The other details are mostly the same as the television show. Victoria is invited by the Collins family to become the governess for David. The mystery of her past is touched on once or twice, but the suspense in this book is tepid and unfocused. Victoria mostly just wanders from scene to scene as the "plot" unfolds.

Upon her arrival at Collins House (ugh) Victoria strikes up a seriously inappropriate relationship with Ernest Collins. Bad shit tends to happen around cousin Ernest. His first wife, Elaine, was killed in a car crash. A girlfriend jumped off Widow's Hill. Another girlfriend got her face smashed in by someone with a grudge and a length of chain. It should come as no surprise that similarly bad shit starts to happen to/around Victoria, though with a much lower rate of success. Someone knocks her unconscious while exploring the west wing, her car suffers mechanical failure and crashes on the way into town, someone breaks into her bedroom and vandalizes it, etc. She survives these attempts on her life through her wits, and is constantly one step ahead of ... nevermind. That's Clarice Starling I'm thinking of. The literary Victoria Winters survives these attempts on her life through blind luck and having an especially thick skull.

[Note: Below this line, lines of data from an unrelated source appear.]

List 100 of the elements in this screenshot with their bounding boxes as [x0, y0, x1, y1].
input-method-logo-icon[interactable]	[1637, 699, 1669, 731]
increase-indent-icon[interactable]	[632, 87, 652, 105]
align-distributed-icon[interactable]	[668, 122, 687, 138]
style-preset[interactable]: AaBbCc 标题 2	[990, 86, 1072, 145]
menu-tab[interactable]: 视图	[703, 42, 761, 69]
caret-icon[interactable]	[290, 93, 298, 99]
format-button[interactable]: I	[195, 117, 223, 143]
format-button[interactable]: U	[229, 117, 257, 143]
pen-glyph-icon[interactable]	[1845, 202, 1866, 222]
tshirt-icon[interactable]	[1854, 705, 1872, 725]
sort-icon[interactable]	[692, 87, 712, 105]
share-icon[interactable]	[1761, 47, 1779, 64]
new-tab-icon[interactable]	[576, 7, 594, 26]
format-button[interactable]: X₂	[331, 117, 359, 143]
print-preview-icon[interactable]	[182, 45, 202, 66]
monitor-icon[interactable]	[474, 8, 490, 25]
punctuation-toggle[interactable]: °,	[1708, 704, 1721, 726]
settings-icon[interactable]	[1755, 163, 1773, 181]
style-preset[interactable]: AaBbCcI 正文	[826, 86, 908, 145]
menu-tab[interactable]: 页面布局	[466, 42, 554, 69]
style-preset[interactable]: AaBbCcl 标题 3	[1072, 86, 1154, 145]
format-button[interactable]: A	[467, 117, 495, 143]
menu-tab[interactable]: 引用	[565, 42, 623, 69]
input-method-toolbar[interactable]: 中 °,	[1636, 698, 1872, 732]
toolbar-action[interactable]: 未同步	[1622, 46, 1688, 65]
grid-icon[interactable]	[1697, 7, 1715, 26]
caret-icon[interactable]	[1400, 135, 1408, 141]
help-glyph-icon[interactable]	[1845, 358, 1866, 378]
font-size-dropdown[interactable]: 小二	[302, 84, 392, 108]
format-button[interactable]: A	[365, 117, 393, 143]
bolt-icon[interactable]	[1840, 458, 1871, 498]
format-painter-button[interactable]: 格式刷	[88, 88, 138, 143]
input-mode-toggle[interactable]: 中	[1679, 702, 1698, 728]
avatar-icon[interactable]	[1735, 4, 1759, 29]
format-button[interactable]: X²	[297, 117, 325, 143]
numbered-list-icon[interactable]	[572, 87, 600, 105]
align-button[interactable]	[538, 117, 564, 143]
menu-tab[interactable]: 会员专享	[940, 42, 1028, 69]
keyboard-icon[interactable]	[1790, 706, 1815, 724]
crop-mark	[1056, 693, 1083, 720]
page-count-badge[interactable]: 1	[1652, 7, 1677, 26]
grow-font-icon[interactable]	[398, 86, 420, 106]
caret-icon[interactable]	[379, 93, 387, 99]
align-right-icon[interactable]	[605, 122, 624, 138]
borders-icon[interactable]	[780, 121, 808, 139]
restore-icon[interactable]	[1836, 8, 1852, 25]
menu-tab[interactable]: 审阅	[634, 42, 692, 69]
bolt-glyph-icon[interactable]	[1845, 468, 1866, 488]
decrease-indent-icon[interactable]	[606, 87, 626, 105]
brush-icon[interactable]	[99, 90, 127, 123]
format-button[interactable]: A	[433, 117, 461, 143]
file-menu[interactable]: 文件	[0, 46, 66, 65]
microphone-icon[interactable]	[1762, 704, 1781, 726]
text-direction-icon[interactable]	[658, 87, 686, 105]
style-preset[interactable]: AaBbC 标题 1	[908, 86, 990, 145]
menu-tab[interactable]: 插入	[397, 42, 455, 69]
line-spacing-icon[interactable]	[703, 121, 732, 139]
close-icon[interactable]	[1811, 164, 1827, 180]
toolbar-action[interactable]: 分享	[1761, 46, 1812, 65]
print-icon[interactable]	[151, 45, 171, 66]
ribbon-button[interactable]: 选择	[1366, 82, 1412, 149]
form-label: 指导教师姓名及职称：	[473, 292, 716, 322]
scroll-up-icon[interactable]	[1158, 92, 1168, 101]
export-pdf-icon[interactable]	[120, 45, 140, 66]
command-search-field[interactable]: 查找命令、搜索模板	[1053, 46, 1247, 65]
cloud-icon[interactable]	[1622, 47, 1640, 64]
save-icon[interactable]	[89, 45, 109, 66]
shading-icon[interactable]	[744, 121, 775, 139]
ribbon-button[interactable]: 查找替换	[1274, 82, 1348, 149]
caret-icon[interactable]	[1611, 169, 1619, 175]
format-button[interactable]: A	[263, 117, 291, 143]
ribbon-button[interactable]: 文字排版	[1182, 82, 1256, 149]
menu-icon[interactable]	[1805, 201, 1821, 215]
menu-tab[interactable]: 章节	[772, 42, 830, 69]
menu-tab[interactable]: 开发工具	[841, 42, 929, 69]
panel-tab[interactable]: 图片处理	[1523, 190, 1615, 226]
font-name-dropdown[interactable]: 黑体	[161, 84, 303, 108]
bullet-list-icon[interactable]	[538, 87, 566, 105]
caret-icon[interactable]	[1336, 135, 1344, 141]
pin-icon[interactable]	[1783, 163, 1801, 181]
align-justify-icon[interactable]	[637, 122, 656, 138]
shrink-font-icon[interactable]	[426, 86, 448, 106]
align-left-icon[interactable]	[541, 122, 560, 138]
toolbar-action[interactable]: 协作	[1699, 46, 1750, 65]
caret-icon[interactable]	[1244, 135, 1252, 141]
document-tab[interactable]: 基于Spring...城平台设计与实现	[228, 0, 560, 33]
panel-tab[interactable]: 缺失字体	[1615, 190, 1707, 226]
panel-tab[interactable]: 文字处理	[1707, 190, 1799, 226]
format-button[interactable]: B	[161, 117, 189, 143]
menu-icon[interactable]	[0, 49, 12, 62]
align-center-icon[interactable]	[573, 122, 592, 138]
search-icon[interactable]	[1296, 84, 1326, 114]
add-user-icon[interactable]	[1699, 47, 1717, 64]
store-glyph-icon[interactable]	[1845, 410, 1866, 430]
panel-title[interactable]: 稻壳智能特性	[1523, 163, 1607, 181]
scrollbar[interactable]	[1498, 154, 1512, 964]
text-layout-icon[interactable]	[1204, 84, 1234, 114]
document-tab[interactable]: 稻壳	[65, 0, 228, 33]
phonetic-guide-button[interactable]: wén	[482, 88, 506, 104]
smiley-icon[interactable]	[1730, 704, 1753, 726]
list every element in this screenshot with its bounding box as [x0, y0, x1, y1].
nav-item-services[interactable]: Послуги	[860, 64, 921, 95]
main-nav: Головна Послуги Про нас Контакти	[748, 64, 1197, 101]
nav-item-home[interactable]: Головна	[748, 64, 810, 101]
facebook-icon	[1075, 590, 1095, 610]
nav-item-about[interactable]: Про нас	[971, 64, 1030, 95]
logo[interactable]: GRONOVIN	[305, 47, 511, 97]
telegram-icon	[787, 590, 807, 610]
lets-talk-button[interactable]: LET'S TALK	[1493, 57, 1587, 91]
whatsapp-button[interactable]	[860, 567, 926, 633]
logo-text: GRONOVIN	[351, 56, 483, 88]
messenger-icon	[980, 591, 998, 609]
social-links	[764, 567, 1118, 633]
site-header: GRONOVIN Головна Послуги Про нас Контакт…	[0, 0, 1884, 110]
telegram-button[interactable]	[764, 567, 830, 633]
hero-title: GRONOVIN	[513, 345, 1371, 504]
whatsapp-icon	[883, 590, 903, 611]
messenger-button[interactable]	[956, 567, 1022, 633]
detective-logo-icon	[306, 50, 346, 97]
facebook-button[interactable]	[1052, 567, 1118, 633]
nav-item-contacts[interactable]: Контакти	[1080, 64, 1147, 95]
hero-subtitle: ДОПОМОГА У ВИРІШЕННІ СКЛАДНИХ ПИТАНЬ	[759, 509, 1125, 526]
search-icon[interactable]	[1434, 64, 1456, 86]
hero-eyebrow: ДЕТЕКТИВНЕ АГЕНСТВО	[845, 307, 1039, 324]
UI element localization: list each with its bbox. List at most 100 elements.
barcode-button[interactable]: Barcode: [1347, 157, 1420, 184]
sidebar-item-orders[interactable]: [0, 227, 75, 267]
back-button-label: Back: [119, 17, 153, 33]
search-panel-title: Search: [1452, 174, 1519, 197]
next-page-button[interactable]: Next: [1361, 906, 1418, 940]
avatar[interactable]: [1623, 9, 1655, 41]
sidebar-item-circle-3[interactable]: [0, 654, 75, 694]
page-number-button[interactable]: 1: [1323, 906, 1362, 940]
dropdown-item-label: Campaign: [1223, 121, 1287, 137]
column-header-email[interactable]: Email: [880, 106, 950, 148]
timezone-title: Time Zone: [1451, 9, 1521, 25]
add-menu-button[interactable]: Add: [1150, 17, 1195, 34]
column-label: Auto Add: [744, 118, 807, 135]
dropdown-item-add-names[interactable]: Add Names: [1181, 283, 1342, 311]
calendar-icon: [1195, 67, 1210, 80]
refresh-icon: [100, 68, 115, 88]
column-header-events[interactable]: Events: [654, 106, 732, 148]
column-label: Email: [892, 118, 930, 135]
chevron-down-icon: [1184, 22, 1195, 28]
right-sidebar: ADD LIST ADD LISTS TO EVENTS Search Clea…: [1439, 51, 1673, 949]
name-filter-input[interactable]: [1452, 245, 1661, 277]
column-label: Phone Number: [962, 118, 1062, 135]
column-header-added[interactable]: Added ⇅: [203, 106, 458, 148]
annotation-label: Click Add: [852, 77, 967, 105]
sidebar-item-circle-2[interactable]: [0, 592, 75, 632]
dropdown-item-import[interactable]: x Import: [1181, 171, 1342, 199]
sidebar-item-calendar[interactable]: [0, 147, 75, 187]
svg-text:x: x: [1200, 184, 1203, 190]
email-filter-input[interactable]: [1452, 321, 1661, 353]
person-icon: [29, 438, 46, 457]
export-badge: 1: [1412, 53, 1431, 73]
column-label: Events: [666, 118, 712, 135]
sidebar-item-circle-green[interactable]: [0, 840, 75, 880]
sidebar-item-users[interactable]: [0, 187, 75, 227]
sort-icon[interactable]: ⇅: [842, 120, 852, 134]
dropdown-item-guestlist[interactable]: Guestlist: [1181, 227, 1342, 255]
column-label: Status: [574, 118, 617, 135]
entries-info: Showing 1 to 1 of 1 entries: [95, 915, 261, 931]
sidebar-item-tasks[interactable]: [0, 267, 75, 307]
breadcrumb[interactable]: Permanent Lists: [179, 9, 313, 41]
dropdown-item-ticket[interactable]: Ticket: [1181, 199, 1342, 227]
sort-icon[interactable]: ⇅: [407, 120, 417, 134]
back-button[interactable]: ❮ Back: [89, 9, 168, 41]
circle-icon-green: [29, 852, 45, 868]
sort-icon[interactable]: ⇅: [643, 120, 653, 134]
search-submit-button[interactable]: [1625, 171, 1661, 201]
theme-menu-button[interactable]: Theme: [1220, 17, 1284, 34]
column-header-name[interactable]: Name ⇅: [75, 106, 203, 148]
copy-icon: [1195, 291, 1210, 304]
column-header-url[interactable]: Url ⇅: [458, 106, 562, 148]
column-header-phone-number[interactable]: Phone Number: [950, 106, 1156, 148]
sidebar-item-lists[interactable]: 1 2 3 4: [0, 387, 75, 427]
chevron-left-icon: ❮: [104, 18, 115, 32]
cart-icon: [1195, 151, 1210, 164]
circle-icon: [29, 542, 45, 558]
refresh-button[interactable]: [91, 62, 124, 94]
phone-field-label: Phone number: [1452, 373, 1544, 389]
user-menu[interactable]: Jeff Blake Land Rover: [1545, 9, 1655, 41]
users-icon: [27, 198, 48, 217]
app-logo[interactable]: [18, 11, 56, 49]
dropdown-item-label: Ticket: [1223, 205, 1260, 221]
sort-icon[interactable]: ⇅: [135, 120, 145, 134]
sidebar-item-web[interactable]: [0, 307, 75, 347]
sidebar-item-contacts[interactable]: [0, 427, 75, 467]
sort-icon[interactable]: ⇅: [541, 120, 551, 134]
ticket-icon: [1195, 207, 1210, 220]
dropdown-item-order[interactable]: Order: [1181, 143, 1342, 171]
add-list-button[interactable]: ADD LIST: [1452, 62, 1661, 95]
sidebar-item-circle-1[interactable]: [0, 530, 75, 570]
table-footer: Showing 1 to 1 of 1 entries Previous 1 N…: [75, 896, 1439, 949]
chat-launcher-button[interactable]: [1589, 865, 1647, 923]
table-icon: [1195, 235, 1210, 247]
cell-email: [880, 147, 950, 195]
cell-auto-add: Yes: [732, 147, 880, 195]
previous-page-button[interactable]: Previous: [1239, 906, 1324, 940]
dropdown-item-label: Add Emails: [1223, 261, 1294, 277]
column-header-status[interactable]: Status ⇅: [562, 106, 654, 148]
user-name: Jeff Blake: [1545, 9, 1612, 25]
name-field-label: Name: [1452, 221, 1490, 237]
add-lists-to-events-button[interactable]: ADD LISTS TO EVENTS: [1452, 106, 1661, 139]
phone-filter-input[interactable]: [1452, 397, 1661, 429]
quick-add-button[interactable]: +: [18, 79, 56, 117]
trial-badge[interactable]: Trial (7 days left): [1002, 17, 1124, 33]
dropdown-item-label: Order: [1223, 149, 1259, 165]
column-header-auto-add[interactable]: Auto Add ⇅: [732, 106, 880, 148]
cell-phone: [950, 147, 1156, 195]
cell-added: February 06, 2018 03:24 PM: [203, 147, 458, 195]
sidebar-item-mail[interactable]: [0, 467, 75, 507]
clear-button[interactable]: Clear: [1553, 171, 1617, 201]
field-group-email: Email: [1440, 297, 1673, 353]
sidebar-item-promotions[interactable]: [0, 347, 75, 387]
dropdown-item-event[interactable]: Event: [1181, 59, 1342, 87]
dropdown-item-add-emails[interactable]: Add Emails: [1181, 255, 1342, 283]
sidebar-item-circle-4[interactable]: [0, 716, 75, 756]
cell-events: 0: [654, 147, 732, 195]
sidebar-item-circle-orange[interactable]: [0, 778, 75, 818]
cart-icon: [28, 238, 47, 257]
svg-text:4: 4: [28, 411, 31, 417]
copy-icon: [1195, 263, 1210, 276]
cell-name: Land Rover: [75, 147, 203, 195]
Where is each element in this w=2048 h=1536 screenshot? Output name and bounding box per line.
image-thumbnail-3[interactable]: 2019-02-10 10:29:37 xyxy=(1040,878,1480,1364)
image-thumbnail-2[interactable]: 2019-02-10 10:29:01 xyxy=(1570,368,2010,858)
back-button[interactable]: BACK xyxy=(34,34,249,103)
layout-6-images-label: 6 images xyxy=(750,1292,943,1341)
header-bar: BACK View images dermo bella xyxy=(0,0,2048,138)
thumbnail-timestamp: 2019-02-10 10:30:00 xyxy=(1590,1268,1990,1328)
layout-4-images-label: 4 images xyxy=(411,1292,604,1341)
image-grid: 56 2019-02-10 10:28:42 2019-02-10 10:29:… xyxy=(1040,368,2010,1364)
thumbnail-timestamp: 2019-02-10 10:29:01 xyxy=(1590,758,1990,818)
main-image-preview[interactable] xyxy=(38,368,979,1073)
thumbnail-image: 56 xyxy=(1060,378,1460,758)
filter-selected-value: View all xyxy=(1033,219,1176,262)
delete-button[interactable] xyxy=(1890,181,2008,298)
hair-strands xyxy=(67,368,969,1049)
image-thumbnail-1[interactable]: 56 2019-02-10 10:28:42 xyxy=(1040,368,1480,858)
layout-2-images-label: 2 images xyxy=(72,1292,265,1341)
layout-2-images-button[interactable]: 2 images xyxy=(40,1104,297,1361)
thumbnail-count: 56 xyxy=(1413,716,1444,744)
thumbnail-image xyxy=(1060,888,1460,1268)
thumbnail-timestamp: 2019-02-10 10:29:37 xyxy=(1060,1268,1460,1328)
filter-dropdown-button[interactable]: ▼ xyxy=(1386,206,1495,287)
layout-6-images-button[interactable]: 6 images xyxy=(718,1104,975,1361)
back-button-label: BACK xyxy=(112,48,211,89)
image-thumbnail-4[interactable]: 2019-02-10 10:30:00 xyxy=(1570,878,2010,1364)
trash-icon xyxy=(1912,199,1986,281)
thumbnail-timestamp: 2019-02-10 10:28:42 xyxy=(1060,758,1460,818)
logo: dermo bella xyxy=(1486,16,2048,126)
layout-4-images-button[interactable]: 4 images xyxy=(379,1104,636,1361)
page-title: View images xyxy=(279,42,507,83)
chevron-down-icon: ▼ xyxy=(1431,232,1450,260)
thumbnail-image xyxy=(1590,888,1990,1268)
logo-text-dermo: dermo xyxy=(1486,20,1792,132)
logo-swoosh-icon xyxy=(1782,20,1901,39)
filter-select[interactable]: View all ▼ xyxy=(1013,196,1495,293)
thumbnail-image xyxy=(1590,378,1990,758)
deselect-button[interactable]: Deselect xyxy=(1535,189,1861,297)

As in it's television counterpart, Liz is protective of something hidden in the cellar. Unlike the TV show, though, Liz doesn't believe she's hiding the body of her dead husband. Instead, the family is keeping Ernest's first wife locked up. She not only survived the car crash that "killed" her, but she came out of the accident stark-raving insane, too. Rather than putting her in a medical institution where she could receive proper healthcare, the Collins family opted to keep her locked in the basement of Collins House (ugh.) And by "locked," I mean she pretty much comes and goes as she pleases. All the bad shit that happened to Ernest's other ladies was the work of this lunatic.

The end of the book coincidentally resembles the final episode of the TV series. Elaine walks Victoria at knifepoint to a terrace at the top of Collins House (sigh) where she plans to make the governess leap to her death. Because this is a Marilyn Ross book, Ernest shows up at the last minute and saves the day. Nobody much gives a shit. Skip this one and move directly to #6 in the series, BARNABAS COLLINS.